DataForge Unveils Version 8.0: Transforming Data Management

DataForge continues its mission to make data management, integration, and analysis faster and easier than ever

DataForge, the Declarative Data Management platform, has released its latest version, enhancing ease of use and adding new connectivity options for Databricks customers. With these updates, DataForge continues its mission to empower enterprises to build, grow, and expand data products.

Introducing DataForge Cloud 8.0! Packed with powerful new features and enhancements, this version is designed to elevate your data management capabilities. Here’s a glimpse of what’s new:

  • Handle Complex Data Types with Ease: DataForge Cloud 8.0 now supports array and struct data types commonly found in semi-structured datasets like JSON, API results, and streaming data. Leverage these complex types seamlessly in rules, relations, templates, output mappings, and filters. The intuitive expression editor helps you navigate nested types effortlessly, ensuring a smoother data processing experience.

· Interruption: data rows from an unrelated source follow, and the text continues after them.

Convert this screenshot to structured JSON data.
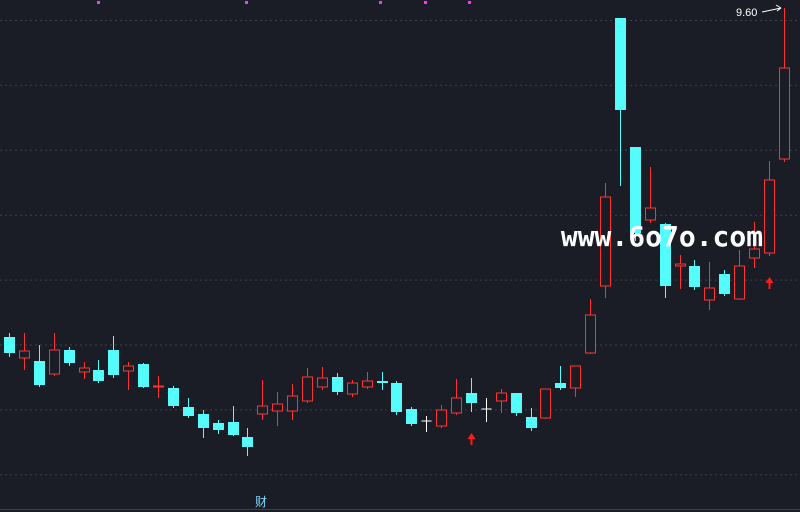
{
  "chart_data": {
    "type": "candlestick",
    "open": [
      6.31,
      6.1,
      6.07,
      5.94,
      6.18,
      5.96,
      5.98,
      6.18,
      5.97,
      6.04,
      5.81,
      5.8,
      5.61,
      5.54,
      5.45,
      5.46,
      5.31,
      5.54,
      5.57,
      5.57,
      5.67,
      5.81,
      5.91,
      5.74,
      5.81,
      5.87,
      5.85,
      5.59,
      5.47,
      5.42,
      5.55,
      5.75,
      5.59,
      5.67,
      5.75,
      5.51,
      5.5,
      5.85,
      5.8,
      6.15,
      6.82,
      9.5,
      8.21,
      7.48,
      7.44,
      7.02,
      7.02,
      6.68,
      6.94,
      6.69,
      7.1,
      7.15,
      8.09
    ],
    "high": [
      6.35,
      6.35,
      6.23,
      6.35,
      6.21,
      6.06,
      6.08,
      6.32,
      6.06,
      6.05,
      5.92,
      5.82,
      5.7,
      5.58,
      5.48,
      5.62,
      5.4,
      5.88,
      5.76,
      5.84,
      6.0,
      6.01,
      5.95,
      5.88,
      5.96,
      5.96,
      5.87,
      5.61,
      5.52,
      5.63,
      5.89,
      5.9,
      5.7,
      5.79,
      5.75,
      5.6,
      5.79,
      6.02,
      6.02,
      6.69,
      7.85,
      9.5,
      8.21,
      8.01,
      7.45,
      7.13,
      7.08,
      7.06,
      6.98,
      7.18,
      7.46,
      8.07,
      9.6
    ],
    "low": [
      6.11,
      5.98,
      5.81,
      5.92,
      6.02,
      5.89,
      5.85,
      5.9,
      5.78,
      5.8,
      5.7,
      5.6,
      5.5,
      5.3,
      5.34,
      5.32,
      5.12,
      5.48,
      5.42,
      5.48,
      5.65,
      5.78,
      5.73,
      5.71,
      5.79,
      5.78,
      5.53,
      5.42,
      5.36,
      5.4,
      5.53,
      5.56,
      5.46,
      5.55,
      5.52,
      5.37,
      5.49,
      5.78,
      5.71,
      6.14,
      6.7,
      7.82,
      7.27,
      7.45,
      6.7,
      6.79,
      6.78,
      6.58,
      6.72,
      6.68,
      7.0,
      7.12,
      8.06
    ],
    "close": [
      6.15,
      6.17,
      5.83,
      6.18,
      6.05,
      6.0,
      5.87,
      5.93,
      6.02,
      5.81,
      5.82,
      5.62,
      5.52,
      5.4,
      5.38,
      5.33,
      5.21,
      5.62,
      5.64,
      5.72,
      5.91,
      5.9,
      5.76,
      5.85,
      5.87,
      5.85,
      5.56,
      5.44,
      5.47,
      5.58,
      5.7,
      5.65,
      5.59,
      5.75,
      5.55,
      5.4,
      5.79,
      5.8,
      6.02,
      6.53,
      7.71,
      8.58,
      7.35,
      7.6,
      6.82,
      7.04,
      6.81,
      6.8,
      6.74,
      7.02,
      7.19,
      7.88,
      9.0
    ],
    "up_color": "#ff3232",
    "down_color": "#54fcfc",
    "flat_color": "#ffffff",
    "ylim": [
      4.58,
      9.68
    ],
    "max_label": {
      "value": 9.6,
      "label": "9.60"
    },
    "signals": [
      31,
      51
    ],
    "signal_color": "#ff1a1a"
  },
  "watermark": "www.6o7o.com",
  "event_marker": "财"
}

  • Integrate Event Data with Kafka: DataForge Cloud 8.0 introduces Kafka integration for Sparky Ingestion and Output, enabling batch reads and writes from any Kafka topic. Support for Avro and JSON schemas, along with Schema Registry connections, ensures seamless event data integration into your workspace.

  • Introducing Talos AI Assistant: Meet Talos, DataForge's new virtual assistant. Talos can help you find connections, list and search schemas and tables, create sources, and much more. Available in preview for DataForge Cloud Professional and Enterprise customers on AWS, Talos is here to enhance your data management experience.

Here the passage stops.